Selain itu ada alasan politis. Banyak rezim yang diuntungkan dengan kelimpahan energi fosil. Keputusan Amerika pada 2019 lalu, saat Presiden Donald Trump menarik diri dari Paris Agreement bisa jadi contoh. 

Alasannya, Amerika merasa ekonominya kalah saing dengan China. Untuk menghindari benturan kepentingan, proses transisi energi, dari fosil ke terbarukan harus bertahap dilakukan. Dengan dukungan niat baik politik, kesiapan dana dan juga teknologi.

Pada gelaran puncak KTT G20 di Bali. Ada tiga isu prioritas yang dijadikan agenda, salah satunya adalah Transisi Energi Berkelanjutan. Ini adalah momen tepat untuk mengikat kesepahaman  semua pihak--terutama di tingkat kepala negara--untuk berkolaborasi dan mematangkan penanganan persoalan iklim yang tidak bisa dilakukan sendiri-sendiri. 

Sebagai catatan, negara G20 mengonsumsi 75% dari perdagangan energi global. Secara moral mereka bertanggung jawab atas krisis iklim yang terjadi.

Langkah Indonesia

Pemerintah Indonesia berkomitmen menurunkan emisi karbon 29% pada 2030 dengan usaha sendiri atau 41% dengan bantuan internasional. Indonesia juga berkomitmen untuk mencapai emisi nol bersih (Net Zero Emission) pada 2060.  Untuk itu Indonesia menjadikan transisi energi bersih sebagai salah satu kebijakan prioritas penyedia pasokan energi nasional ke depannya.

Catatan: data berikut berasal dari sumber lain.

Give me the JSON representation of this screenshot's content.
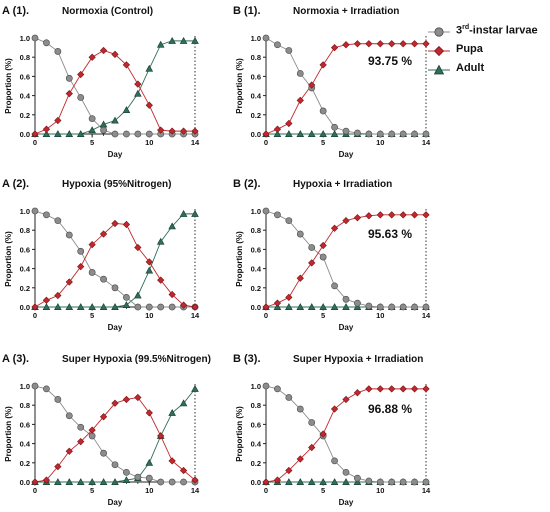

Pertanyaan dasarnya adalah: Energi apa yang bisa digunakan sebagai pengganti energi fosil? Bagaimana pembiayaannya dan kesiapan teknologinya, apa dampak ekonomi buat pelaku usaha?

Sebagai langkah serius Indonesia, ada beberapa upaya yang dilakukan:

Pertama, mendata sumber energi terbarukan yang potensial dikembangkan. Menurut Kementerian ESDM potensi energi terbarukan Indonesia 417,8 gigawatt. Dengan rincian: energi surya 207,8 GW, energi angin 60,6 GW, panas bumi 23,9 GW, arus laut 17,9 GW, bio energi 32,6 GW, air 75 GW. Potensi yang ada ini bisa ditawarkan ke pelaku usaha yang bergerak di bidang energi, baik dari dalam maupun luar negeri.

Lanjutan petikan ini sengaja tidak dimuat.